We want policemen & policewomen (particularly I imagine in London) who are effective, determined, dedicated and frankly have enough balls to combat hardened criminals and protect society from their activities.

At the same time, the police have to offer sensitive, calm, and "softly softly" policing in all sorts of highly charged, often physically threatening group settings.

The two sets of skills don't always lie together very easily. I'm not saying it's excusable when they fail - it isn't - but I find it a lot more understandable than some people seem to on this thread.

Countingthegreyhairs · 20/04/2009 09:08

Upon re-reading this morning, that last phrase sounds horribly smug which was not my intention.
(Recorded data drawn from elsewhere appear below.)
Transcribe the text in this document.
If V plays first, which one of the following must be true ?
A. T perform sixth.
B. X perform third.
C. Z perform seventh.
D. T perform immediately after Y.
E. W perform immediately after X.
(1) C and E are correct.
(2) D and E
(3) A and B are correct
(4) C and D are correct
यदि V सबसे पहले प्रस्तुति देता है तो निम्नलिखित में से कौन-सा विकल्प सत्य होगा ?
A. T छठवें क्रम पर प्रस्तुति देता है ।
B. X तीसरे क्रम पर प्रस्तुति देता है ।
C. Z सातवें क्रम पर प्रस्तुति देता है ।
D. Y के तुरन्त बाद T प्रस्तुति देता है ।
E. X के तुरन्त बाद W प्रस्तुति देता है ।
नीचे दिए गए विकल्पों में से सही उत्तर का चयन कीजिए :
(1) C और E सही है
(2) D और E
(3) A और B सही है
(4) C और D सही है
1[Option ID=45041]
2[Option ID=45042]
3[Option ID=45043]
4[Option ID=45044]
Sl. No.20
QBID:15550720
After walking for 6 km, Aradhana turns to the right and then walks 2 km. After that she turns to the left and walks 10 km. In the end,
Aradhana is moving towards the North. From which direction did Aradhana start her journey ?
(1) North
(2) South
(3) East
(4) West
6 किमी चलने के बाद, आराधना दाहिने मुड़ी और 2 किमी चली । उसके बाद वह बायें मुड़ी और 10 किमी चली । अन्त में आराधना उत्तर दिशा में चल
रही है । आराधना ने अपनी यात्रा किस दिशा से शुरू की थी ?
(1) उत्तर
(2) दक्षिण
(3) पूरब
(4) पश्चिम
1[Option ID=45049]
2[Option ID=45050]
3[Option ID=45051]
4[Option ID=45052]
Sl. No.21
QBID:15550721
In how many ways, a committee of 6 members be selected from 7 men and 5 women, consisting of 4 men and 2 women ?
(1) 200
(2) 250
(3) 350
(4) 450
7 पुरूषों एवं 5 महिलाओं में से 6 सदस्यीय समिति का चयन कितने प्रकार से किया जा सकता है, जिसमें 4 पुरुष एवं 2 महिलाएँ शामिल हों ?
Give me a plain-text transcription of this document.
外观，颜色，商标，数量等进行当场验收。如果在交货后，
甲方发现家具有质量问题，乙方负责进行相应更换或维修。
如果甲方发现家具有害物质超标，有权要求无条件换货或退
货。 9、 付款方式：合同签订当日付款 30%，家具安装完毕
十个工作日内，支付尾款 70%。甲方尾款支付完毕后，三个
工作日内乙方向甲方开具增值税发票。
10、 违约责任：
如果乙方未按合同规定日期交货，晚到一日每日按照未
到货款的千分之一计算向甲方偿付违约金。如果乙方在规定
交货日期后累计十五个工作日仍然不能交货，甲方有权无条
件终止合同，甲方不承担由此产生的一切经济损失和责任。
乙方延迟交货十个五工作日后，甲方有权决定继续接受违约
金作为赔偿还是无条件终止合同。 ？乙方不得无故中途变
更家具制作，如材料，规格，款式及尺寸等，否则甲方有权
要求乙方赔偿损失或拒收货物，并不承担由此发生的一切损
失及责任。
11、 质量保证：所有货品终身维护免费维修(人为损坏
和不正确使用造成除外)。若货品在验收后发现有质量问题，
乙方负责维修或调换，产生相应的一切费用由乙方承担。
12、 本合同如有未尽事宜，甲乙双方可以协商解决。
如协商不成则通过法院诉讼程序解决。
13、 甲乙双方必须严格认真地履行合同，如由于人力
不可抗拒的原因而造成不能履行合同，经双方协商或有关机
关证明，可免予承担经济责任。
Just don't understand or have much patience with the attitude of some of the public in general who seem to be against the police whatever they do ...

KayHarker · 20/04/2009 11:35

Well, I'm emphatically not against the police whatever they do (and that's despite the fact that my father is a copper.)

I have great respect for them, and make very stern faces at people who call them pigs etc.

It's because I want to continue having respect for them that I've got no time for this sort of thing.

Gentle · 20/04/2009 20:36

I expect that there are tens of thousands of police officers in the country banging their heads on their desks in frustration right now. Women & men who joined the police because they wanted to make a genuine difference to their communities by working at the coal face of difficult issues like violence, poverty, drug & alcohol abuse, prostitution, child abuse, etc etc.

Imagine you're a community police officer who has just, probably after months & years, started to build trust and good relations in a neighbourhood where drugs, drunkenness & beatings are part of daily life.

The violence from police officers at G20 was awful in and of itself, but I shudder to think how much good, careful, long-term policing will be unravelled in the wake of this.

policywonk · 21/04/2009 19:10

Meeting of the Metropolitan Police Authority (public watchdog-type-thingy, May 30, City Hall, London; open to the public. Will discuss a Green Party motion condemning polics tactics at the G20 protests. Should be standing room only... think I might go along.

tclanger · 21/04/2009 20:06

This reply has been deleted

Message withdrawn at poster's request.